Commerçant et marabout, issu d’un premier mariage de sa mère avec un militaire nigérian, Amadou va donner du fil à retordre aux enquêteurs. Soupçonné d’être le principal complice en charge du repérage, il  a reconnu être le titulaire du numéro de téléphone en relation avec les ravisseurs mais a dit ne pas s’expliquer ces appels, dont certains ont borné autour du Toulousain au moment de l’enlèvement. Il a été trouvé en possession de 7 puces, où l’on trouve la trace de nombreux appels au Nigeria, dont certains sur un numéro pouvant avoir été celui d’un Nigérian servant d’intermédiaire entre Boko Haram et Aqmi, Khaled Al Barnawi.

Boko Haram en appui logistique

Amadou est soupçonné d’avoir appartenu à Boko Haram, à Bauchi d’abord, puis à Kano et d’avoir fait venir deux autres membres de la secte, beaucoup plus jeunes, à Niamey. Des documents relatifs à des cibles potentielles de Boko Haram au Nigeria et dans les pays voisins, des noms de membres de la secte recherchés, un tableau de matériaux entrant dans la composition d’explosifs et même, une table de chiffrage, ont été retrouvés chez lui.
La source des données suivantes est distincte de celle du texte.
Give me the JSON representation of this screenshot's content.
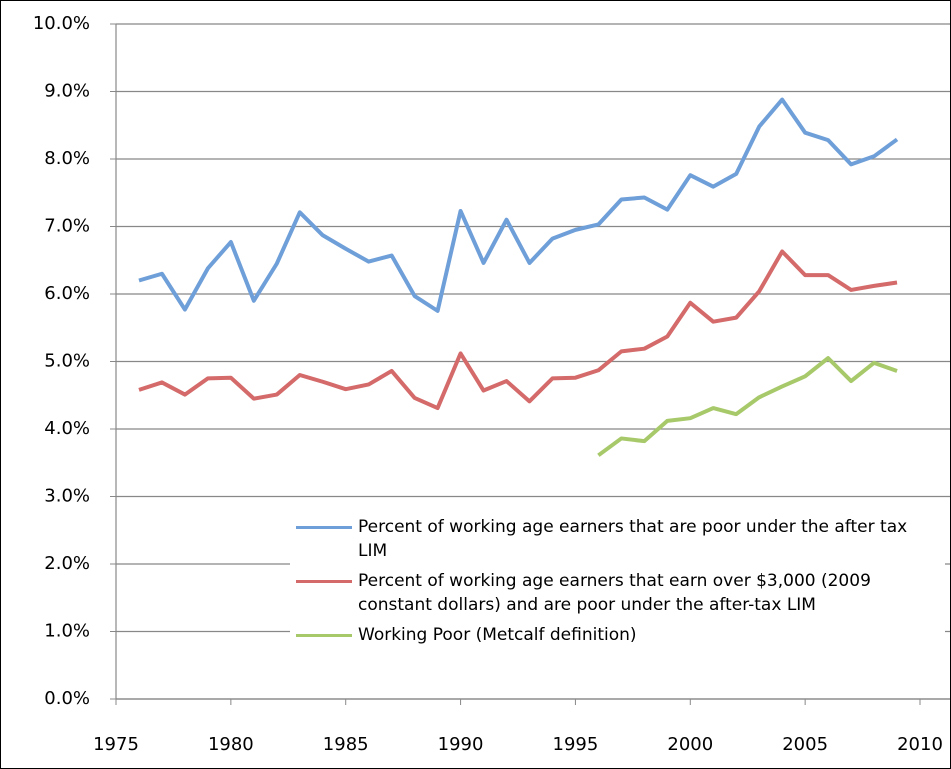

Dans son téléphone, des films sur le maniement des armes, des terroristes au combat et l’hymne de Boko Haram.

Rien de tout cela n’émeut Amadou qui dit ne pas en avoir connaissance et se permet même quelques traits d’humour sarcastiques.

Enfin, les enquêteurs ont beaucoup travaillé sur les causes de la mort de Vincent, sa famille soupçonnant qu’il ait péri suite à un tir d’hélicoptère français sur le véhicule des ravisseurs. Cette hypothèse est désormais quasiment exclue. Ni les constatations sur le véhicule, ni les blessures du jeune homme, ni les très nombreux documents déclassifiés pour les besoins de l’enquête- observations, photos, chronologie de l’assaut – ni les auditions des acteurs d’Archange Foudroyant ne font état d’un quelconque tir de mitrailleuse embarquée sur le véhicule blanc. Au contraire : tous ces éléments concordent sur le déroulement de l’assaut et l’ordre de sauver les otages. Même si, comme raconté en deuxième partie de cette série, l’opération militaire française a malheureusement échoué, malgré ou à cause de son audace.

En revanche, plusieurs plaies par arme à feu, à la tête, au dos, au thorax, à l’abdomen et à la fesse attestent, comme les fragments de métal, de verre et de chemises de projectiles retrouvés sur son corps, de l’intensité des coups de feu échangés autour de lui, tandis que les traces d’essence sur sa peau orientent vers une cause possible de l’incendie du véhicule blanc.

Seul dans un véhicule abandonné portes grand ouvertes au milieu du chaos, mains attachées, Vincent a peut-être perdu connaissance sous l’effet d’une plaie produite par les tirs qui ont fait rage autour de lui alors qu’il s’apprêtait à descendre de la voiture. Son corps s’est affaissé et a été rattrapé par les flammes d’un bidon d’essence répandu dans un habitacle plein de munitions. Et c’est ainsi que Vincent perdit la vie, lui-aussi. A quelques instants et quelques mètres de son ami Antoine.